Four Problems with Spontaneous Order by conservative-libertarian lawyer Tim Sandefur on Cato Unbound, is a nice essay criticizing Hayek’s notion of spontaneous order. The paper is drawn from a longer article that appeared in The Independent Review, the excellent libertarian journal edited by Bob Higgs, who is also on the editorial board of my journal Libertarian Papers. The paper quotes Chandran Kukathas, who also had a nice article in Libertarian Papers–what a small libertarian world this is. Regarding problems in applying Hayek’s to legal theory, I’ve also written on related topics before in my “Knowledge, Calculation, Conflict, and Law,” a review essay of Randy Barnett’s The Structure of Liberty in the Winter 1999 Quarterly Journal of Austrian Economics. See also my posts Hayek, IP, and Knowledge and Knowledge vs. Calculation.
Update: John Hasnas has a devastating reply to Sandefur’s minarchism and centralism here. The money shot:
I think it is fairly clear that I have not advocated doing nothing to help those who are suffering or to end injustice. Indeed, we should all work as hard as we can to end injustice. But the question under consideration in the present context is whether a spontaneous or constructed legal order is normatively preferable. Will advocacy against injustice be more likely to be successful in system of rules that evolve without any identifiable human agency having the power to impose a decision on the entire order or in one in which there is such an agency? I have argued for the former. My position is that advocacy against injustice is more likely to be successful in a spontaneous legal order than in a constructed one.
I understand the allure of the latter — the temptation to swoop in with the power of legislation to right wrongs and eliminate injustice. I also find the image of Don Quixote inspiring. But I believe both to be fantasies. The mechanism of collective choice that allows one to dream of achieving justice now and once and for all equally lends itself to the achievement of exploitative ends, and the incentives in constructed orders favor the latter.
Advocating against injustice in an open-ended spontaneous legal order can be unsatisfying in that it often requires a protracted effort and produces only partial success. One has to accept that progress will be gradual and incremental, and that the ideal of justice cannot be rapidly achieved, but can be heartened that the progress is likely to be sustained. One advocates for a continuously evolving customary/common law legal order not because it is ideal, but because human experience teaches that we need a prophylactic against the temptation to use the power of collective choice to achieve our ideals.
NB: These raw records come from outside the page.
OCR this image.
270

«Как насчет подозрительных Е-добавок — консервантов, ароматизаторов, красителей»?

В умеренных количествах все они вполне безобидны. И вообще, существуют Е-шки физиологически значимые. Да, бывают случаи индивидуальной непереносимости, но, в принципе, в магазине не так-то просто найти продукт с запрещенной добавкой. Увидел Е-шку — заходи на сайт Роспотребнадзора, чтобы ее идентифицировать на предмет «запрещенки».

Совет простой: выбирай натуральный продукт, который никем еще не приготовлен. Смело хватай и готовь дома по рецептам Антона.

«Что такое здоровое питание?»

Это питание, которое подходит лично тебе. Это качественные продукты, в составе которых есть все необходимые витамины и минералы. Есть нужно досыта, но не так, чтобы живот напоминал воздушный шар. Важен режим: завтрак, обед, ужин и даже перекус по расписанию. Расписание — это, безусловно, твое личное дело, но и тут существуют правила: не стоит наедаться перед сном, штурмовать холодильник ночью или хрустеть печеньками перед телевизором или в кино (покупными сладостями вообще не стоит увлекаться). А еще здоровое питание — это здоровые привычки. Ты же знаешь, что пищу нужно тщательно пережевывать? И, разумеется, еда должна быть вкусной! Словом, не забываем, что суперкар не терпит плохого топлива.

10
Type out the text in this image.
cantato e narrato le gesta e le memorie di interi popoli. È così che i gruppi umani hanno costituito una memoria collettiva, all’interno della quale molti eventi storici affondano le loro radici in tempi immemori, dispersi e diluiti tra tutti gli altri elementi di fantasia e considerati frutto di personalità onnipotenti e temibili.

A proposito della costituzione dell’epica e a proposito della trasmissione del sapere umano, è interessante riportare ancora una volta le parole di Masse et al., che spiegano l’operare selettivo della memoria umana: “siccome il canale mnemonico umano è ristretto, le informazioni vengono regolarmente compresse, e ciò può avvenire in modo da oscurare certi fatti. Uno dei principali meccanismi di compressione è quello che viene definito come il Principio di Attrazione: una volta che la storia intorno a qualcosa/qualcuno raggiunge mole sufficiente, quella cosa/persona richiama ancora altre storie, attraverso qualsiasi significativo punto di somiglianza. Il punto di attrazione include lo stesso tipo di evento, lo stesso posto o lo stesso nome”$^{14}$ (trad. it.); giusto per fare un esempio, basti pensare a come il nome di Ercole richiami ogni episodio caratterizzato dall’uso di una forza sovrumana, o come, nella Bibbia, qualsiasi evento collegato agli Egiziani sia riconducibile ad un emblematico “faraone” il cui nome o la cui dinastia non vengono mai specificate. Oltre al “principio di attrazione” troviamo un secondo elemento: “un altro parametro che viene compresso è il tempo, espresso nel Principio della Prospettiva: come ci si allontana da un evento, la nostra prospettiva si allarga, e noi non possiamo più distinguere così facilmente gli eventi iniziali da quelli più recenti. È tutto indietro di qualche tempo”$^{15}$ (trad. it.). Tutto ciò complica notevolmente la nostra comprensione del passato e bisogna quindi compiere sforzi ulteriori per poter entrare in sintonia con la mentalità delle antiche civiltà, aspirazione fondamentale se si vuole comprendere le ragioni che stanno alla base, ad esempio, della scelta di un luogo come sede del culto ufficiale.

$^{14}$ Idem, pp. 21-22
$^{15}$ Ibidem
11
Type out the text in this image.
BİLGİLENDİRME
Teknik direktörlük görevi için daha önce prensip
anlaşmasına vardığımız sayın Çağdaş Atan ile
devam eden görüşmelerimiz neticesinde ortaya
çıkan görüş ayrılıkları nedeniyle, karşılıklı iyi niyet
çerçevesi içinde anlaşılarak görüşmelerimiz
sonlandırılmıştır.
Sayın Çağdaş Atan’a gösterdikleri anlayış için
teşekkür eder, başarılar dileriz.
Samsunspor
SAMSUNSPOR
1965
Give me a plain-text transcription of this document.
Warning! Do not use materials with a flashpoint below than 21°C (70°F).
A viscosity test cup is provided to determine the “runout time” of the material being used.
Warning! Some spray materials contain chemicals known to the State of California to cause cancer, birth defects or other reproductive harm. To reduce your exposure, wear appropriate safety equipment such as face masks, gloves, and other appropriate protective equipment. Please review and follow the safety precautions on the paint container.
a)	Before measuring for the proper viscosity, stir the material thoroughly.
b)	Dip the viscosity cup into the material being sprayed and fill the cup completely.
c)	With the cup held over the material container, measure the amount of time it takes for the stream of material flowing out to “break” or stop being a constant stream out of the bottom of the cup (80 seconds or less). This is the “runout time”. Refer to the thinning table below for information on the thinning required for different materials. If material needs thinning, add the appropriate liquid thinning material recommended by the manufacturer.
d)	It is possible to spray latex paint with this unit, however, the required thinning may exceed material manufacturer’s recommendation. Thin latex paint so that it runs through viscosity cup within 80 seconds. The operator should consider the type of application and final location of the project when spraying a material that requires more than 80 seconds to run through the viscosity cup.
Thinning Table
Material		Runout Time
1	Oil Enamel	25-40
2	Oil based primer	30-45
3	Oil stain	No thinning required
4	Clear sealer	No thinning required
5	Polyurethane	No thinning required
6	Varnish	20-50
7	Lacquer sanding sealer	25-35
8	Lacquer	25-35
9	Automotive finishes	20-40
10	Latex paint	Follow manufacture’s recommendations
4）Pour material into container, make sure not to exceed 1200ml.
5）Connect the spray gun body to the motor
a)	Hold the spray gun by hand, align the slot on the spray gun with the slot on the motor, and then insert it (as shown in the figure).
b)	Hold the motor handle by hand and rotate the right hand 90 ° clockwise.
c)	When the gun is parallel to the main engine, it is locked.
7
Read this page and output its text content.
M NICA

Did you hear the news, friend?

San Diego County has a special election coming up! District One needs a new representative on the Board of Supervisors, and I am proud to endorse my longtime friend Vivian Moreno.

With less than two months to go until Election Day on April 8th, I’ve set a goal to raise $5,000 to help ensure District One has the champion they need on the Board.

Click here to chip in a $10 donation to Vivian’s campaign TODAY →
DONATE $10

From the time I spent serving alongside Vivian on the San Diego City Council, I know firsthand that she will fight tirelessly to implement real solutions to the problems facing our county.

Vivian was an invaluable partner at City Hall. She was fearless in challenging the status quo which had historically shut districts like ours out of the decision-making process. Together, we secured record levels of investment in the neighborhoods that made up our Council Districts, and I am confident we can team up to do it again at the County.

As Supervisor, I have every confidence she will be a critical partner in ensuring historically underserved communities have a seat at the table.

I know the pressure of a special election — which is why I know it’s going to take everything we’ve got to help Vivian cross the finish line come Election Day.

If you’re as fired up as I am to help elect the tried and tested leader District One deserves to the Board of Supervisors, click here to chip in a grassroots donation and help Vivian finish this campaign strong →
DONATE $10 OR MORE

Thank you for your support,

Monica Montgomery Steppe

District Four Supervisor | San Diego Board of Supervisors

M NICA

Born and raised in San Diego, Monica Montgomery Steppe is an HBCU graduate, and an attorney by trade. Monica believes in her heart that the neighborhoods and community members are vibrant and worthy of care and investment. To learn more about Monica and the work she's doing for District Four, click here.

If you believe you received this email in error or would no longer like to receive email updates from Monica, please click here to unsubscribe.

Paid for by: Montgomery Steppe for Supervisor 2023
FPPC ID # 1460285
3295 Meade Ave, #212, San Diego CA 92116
The power to legislate gave us Jim Crow. Thurgood Marshall and Charles Hamilton Houston fought a decades long campaign to gradually undermine and destroy the injustice of this legislation through private lawsuit. I would not characterize their efforts as “doing nothing.” But I would suggest that their efforts might not have been necessary in a purely customary/common law legal order in which the power to pass such legislation in the first place does not exist.